Yisrael is a celebrity chef starring in multiple food shows in Israel. Due to his culinary background, Yisrael provides the food expertise during the show.

==Seasons==

===Season 1 - Silk Road===
Season 1 premiered June 2011 and consisted of 7 episodes, which explored Turkey, China and Italy:

- Episode 1 – Sian – The beginning – the King's dumplings
- Episode 2 – Going West
- Episode 3 – All the way to the edge of China
- Episode 4 – Buchara.

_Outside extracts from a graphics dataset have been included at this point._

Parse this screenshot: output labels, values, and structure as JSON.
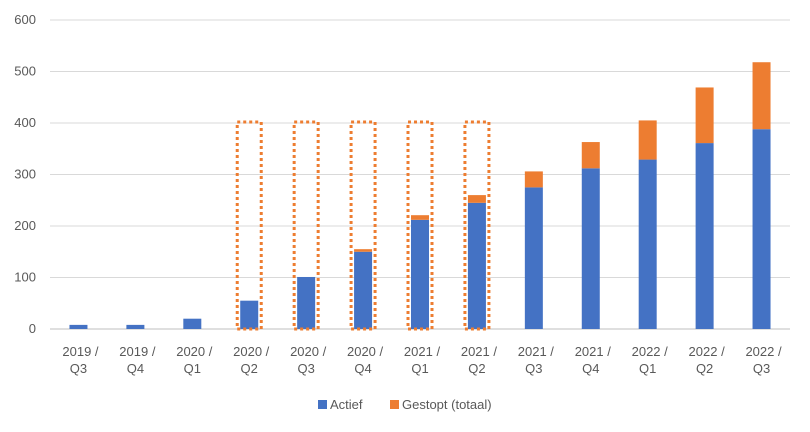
{
  "chart_data": {
    "type": "bar",
    "stacked": true,
    "title": "",
    "xlabel": "",
    "ylabel": "",
    "ylim": [
      0,
      600
    ],
    "yticks": [
      0,
      100,
      200,
      300,
      400,
      500,
      600
    ],
    "grid": true,
    "legend_position": "bottom",
    "categories": [
      [
        "2019 /",
        "Q3"
      ],
      [
        "2019 /",
        "Q4"
      ],
      [
        "2020 /",
        "Q1"
      ],
      [
        "2020 /",
        "Q2"
      ],
      [
        "2020 /",
        "Q3"
      ],
      [
        "2020 /",
        "Q4"
      ],
      [
        "2021 /",
        "Q1"
      ],
      [
        "2021 /",
        "Q2"
      ],
      [
        "2021 /",
        "Q3"
      ],
      [
        "2021 /",
        "Q4"
      ],
      [
        "2022 /",
        "Q1"
      ],
      [
        "2022 /",
        "Q2"
      ],
      [
        "2022 /",
        "Q3"
      ]
    ],
    "series": [
      {
        "name": "Actief",
        "color": "#4472C4",
        "values": [
          8,
          8,
          20,
          55,
          101,
          150,
          212,
          245,
          275,
          312,
          329,
          361,
          388
        ]
      },
      {
        "name": "Gestopt (totaal)",
        "color": "#ED7D31",
        "values": [
          0,
          0,
          0,
          0,
          0,
          5,
          9,
          15,
          31,
          51,
          76,
          108,
          130
        ]
      }
    ],
    "highlight_boxes": {
      "categories": [
        3,
        4,
        5,
        6,
        7
      ],
      "top_value": 400,
      "color": "#ED7D31",
      "style": "dotted"
    }
  }
}
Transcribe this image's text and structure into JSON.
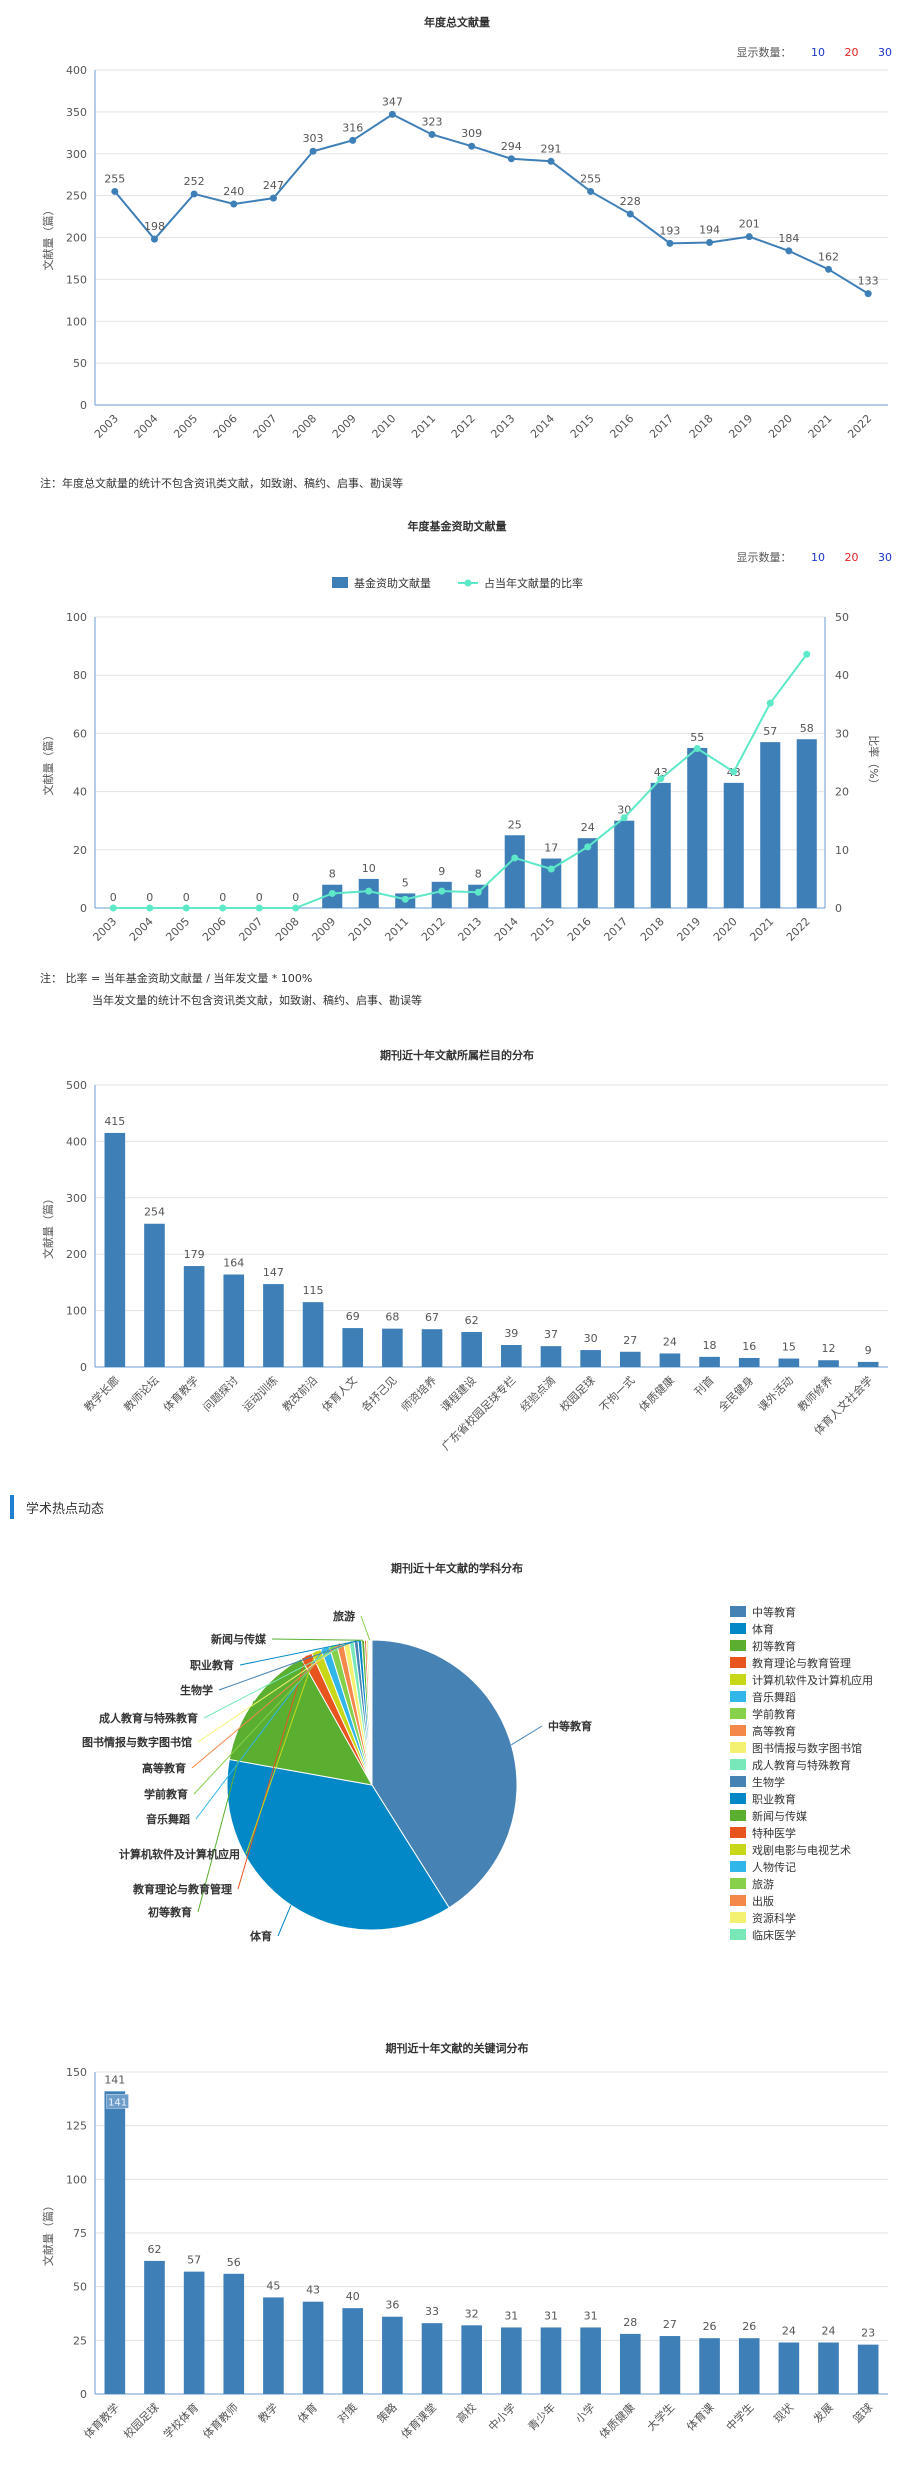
{
  "charts": {
    "annual": {
      "title": "年度总文献量",
      "ylabel": "文献量（篇）",
      "display_count": {
        "label": "显示数量：",
        "opt10": "10",
        "opt20": "20",
        "opt30": "30"
      },
      "note": "注：年度总文献量的统计不包含资讯类文献，如致谢、稿约、启事、勘误等",
      "colors": {
        "line": "#3f7fb8"
      }
    },
    "fund": {
      "title": "年度基金资助文献量",
      "ylabel": "文献量（篇）",
      "y2label": "比率（%）",
      "display_count": {
        "label": "显示数量：",
        "opt10": "10",
        "opt20": "20",
        "opt30": "30"
      },
      "legend": {
        "bar": "基金资助文献量",
        "line": "占当年文献量的比率"
      },
      "note_line1": "注：  比率 = 当年基金资助文献量 / 当年发文量 * 100%",
      "note_line2": "当年发文量的统计不包含资讯类文献，如致谢、稿约、启事、勘误等",
      "colors": {
        "bar": "#3f7fb8",
        "line": "#5de8c8"
      }
    },
    "columns": {
      "title": "期刊近十年文献所属栏目的分布",
      "ylabel": "文献量（篇）",
      "colors": {
        "bar": "#3f7fb8"
      }
    },
    "section": {
      "title": "学术热点动态"
    },
    "subjects": {
      "title": "期刊近十年文献的学科分布"
    },
    "keywords": {
      "title": "期刊近十年文献的关键词分布",
      "ylabel": "文献量（篇）",
      "tooltip": "141",
      "colors": {
        "bar": "#3f7fb8"
      }
    }
  },
  "chart_data": [
    {
      "id": "annual",
      "type": "line",
      "title": "年度总文献量",
      "ylabel": "文献量（篇）",
      "ylim": [
        0,
        400
      ],
      "yticks": [
        "0",
        "50",
        "100",
        "150",
        "200",
        "250",
        "300",
        "350",
        "400"
      ],
      "x": [
        "2003",
        "2004",
        "2005",
        "2006",
        "2007",
        "2008",
        "2009",
        "2010",
        "2011",
        "2012",
        "2013",
        "2014",
        "2015",
        "2016",
        "2017",
        "2018",
        "2019",
        "2020",
        "2021",
        "2022"
      ],
      "values": [
        255,
        198,
        252,
        240,
        247,
        303,
        316,
        347,
        323,
        309,
        294,
        291,
        255,
        228,
        193,
        194,
        201,
        184,
        162,
        133
      ]
    },
    {
      "id": "fund",
      "type": "bar",
      "title": "年度基金资助文献量",
      "ylabel": "文献量（篇）",
      "y2label": "比率（%）",
      "ylim": [
        0,
        100
      ],
      "y2lim": [
        0,
        50
      ],
      "yticks": [
        "0",
        "20",
        "40",
        "60",
        "80",
        "100"
      ],
      "y2ticks": [
        "0",
        "10",
        "20",
        "30",
        "40",
        "50"
      ],
      "x": [
        "2003",
        "2004",
        "2005",
        "2006",
        "2007",
        "2008",
        "2009",
        "2010",
        "2011",
        "2012",
        "2013",
        "2014",
        "2015",
        "2016",
        "2017",
        "2018",
        "2019",
        "2020",
        "2021",
        "2022"
      ],
      "series": [
        {
          "name": "基金资助文献量",
          "values": [
            0,
            0,
            0,
            0,
            0,
            0,
            8,
            10,
            5,
            9,
            8,
            25,
            17,
            24,
            30,
            43,
            55,
            43,
            57,
            58
          ]
        },
        {
          "name": "占当年文献量的比率",
          "values": [
            0,
            0,
            0,
            0,
            0,
            0,
            2.5,
            2.9,
            1.5,
            2.9,
            2.7,
            8.6,
            6.7,
            10.5,
            15.5,
            22.2,
            27.4,
            23.4,
            35.2,
            43.6
          ]
        }
      ]
    },
    {
      "id": "columns",
      "type": "bar",
      "title": "期刊近十年文献所属栏目的分布",
      "ylabel": "文献量（篇）",
      "ylim": [
        0,
        500
      ],
      "yticks": [
        "0",
        "100",
        "200",
        "300",
        "400",
        "500"
      ],
      "categories": [
        "教学长廊",
        "教师论坛",
        "体育教学",
        "问题探讨",
        "运动训练",
        "教改前沿",
        "体育人文",
        "各抒己见",
        "师资培养",
        "课程建设",
        "广东省校园足球专栏",
        "经验点滴",
        "校园足球",
        "不拘一式",
        "体质健康",
        "刊首",
        "全民健身",
        "课外活动",
        "教师修养",
        "体育人文社会学"
      ],
      "values": [
        415,
        254,
        179,
        164,
        147,
        115,
        69,
        68,
        67,
        62,
        39,
        37,
        30,
        27,
        24,
        18,
        16,
        15,
        12,
        9
      ]
    },
    {
      "id": "subjects",
      "type": "pie",
      "title": "期刊近十年文献的学科分布",
      "categories": [
        "中等教育",
        "体育",
        "初等教育",
        "教育理论与教育管理",
        "计算机软件及计算机应用",
        "音乐舞蹈",
        "学前教育",
        "高等教育",
        "图书情报与数字图书馆",
        "成人教育与特殊教育",
        "生物学",
        "职业教育",
        "新闻与传媒",
        "特种医学",
        "戏剧电影与电视艺术",
        "人物传记",
        "旅游",
        "出版",
        "资源科学",
        "临床医学"
      ],
      "values": [
        1900,
        1700,
        650,
        60,
        50,
        45,
        40,
        35,
        30,
        25,
        20,
        18,
        15,
        10,
        8,
        6,
        5,
        4,
        3,
        2
      ],
      "colors": [
        "#4682b4",
        "#0288c6",
        "#5aaf30",
        "#e8541e",
        "#c8d818",
        "#30b6e8",
        "#86d04a",
        "#f4884a",
        "#f4f070",
        "#78e8b8",
        "#4682b4",
        "#0288c6",
        "#5aaf30",
        "#e8541e",
        "#c8d818",
        "#30b6e8",
        "#86d04a",
        "#f4884a",
        "#f4f070",
        "#78e8b8"
      ],
      "labeled": [
        "中等教育",
        "体育",
        "初等教育",
        "教育理论与教育管理",
        "计算机软件及计算机应用",
        "音乐舞蹈",
        "学前教育",
        "高等教育",
        "图书情报与数字图书馆",
        "成人教育与特殊教育",
        "生物学",
        "职业教育",
        "新闻与传媒",
        "旅游"
      ]
    },
    {
      "id": "keywords",
      "type": "bar",
      "title": "期刊近十年文献的关键词分布",
      "ylabel": "文献量（篇）",
      "ylim": [
        0,
        150
      ],
      "yticks": [
        "0",
        "25",
        "50",
        "75",
        "100",
        "125",
        "150"
      ],
      "categories": [
        "体育教学",
        "校园足球",
        "学校体育",
        "体育教师",
        "教学",
        "体育",
        "对策",
        "策略",
        "体育课堂",
        "高校",
        "中小学",
        "青少年",
        "小学",
        "体质健康",
        "大学生",
        "体育课",
        "中学生",
        "现状",
        "发展",
        "篮球"
      ],
      "values": [
        141,
        62,
        57,
        56,
        45,
        43,
        40,
        36,
        33,
        32,
        31,
        31,
        31,
        28,
        27,
        26,
        26,
        24,
        24,
        23
      ]
    }
  ]
}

Aharoni searches for his roots
- Episode 5 – Eastern Turkey
- Episode 6 – Turkey and the Encounter with Biblical History
- Episode 7 – Pasta as Science – Italy

===Season 2 - Street food===
Season 2 consists of 6 episodes:

- Episode 1 – Vietnam, Rice
- Episode 2 – Myanmar, Lahpet
- Episode 3 – Morocco, Couscous
- Episode 4 – India, Panir
- Episode 5 – Thailand, Curry
- Episode 6 – Xinjiang, Nomads and settlers

=== Season 3 - Street food===
Season 3 consists of 5 episodes:

- Episode 1 – Yunnan, Yiliang roast duck
- Episode 2 – Netherlands, Herring
- Episode 3 – South Korea, Kimchi
- Episode 4 – Ethiopia, Coffe and tef, part a
- Episode 5 – Ethiopia, Coffe and tef, part b

=== Season 4 - Street food===
Season 4 consists of 9 episodes:

- Episode 1 – Japan, Tuna
- Episode 2 – Italy, Sandwich
- Episode 3 – India, Coconut
- Episode 4 – The Mekong River
- Episode 5 – Taiwan, Bamboo
- Episode 6 – Mexico, Corn
- Episode 7 – Peru, Potato
- Episode 8 – Brazil, Sugar Mandioca and beef, part a
- Episode 9 – Brazil, Sugar Mandioca and beef, part b

=== Season 5 - Street food===
Season 5 consists of 7 episodes:

- Episode 1 – Japan, Soy
- Episode 2 – Taiwan, Oysters
- Episode 3 – Italy, Gelato
- Episode 4 – Mexico, Chocolate
- Episode 5 – Cambodia, Kampot pepper crab
- Episode 6 – India, Spices
- Episode 7 – Peru, Ceviche

=== Season 6 - Around the Mediterranean ===
Season 6 consists of 10 episodes:

- Episode 1 – Around the Mediterranean: Morocco
- Episode 2 – Around the Mediterranean: Sardinia
- Episode 3 – Around the Mediterranean: Greece
- Episode 4 – Around the Mediterranean: Albaniao
- Episode 5 – Around the Mediterranean: Liguria
- Episode 6 – Around the Mediterranean: The French Riviera
- Episode 7 – Around the Mediterranean: Valencia and Andalusia, Part a
- Episode 8 – Around the Mediterranean: Valencia and Andalusia, Part b
- Episode 9 – Around the Mediterranean: Israel Part a
- Episode 10 – Around the Mediterranean: Israel Part b

=== Season 7 - American Road Trip ===
Season 7 consists of 7 episodes, premier on 13 December 2018:

- Episode 1 – Cape Cod to NYC
- Episode 2 – NYC to Philadelphia
- Episode 3 – Philadelphia to Chicago
- Episode 4 – Chicago to Rapid City
- Episode 5 – Rapid City to Salt Lake City
- Episode 6 – Salt Lake City to South Lake Tahoe
- Episode 7 – South Lake Tahoe to San Francisco

=== Season 8 - Restaurants ===
In this season Aharoni and Gidi venture "Behind the scenes" of acclaimed restaurants - including chefs' origin stories, visits to suppliers, and an exploration of what makes these restaurants stand out.
- Episode 1 – Italy
- Episode 2 – Ko Kut, Thailand
- Episode 3 – India
- Episode 4 – Georgia
- Episode 5 – Singapore
- Episode 6 – Poland
- Episode 7 – Thailand
- Episode 8 – England

==International syndication==
Aharoni & Gidi's Wonderful Adventure can be seen in the United States on the Israeli Network.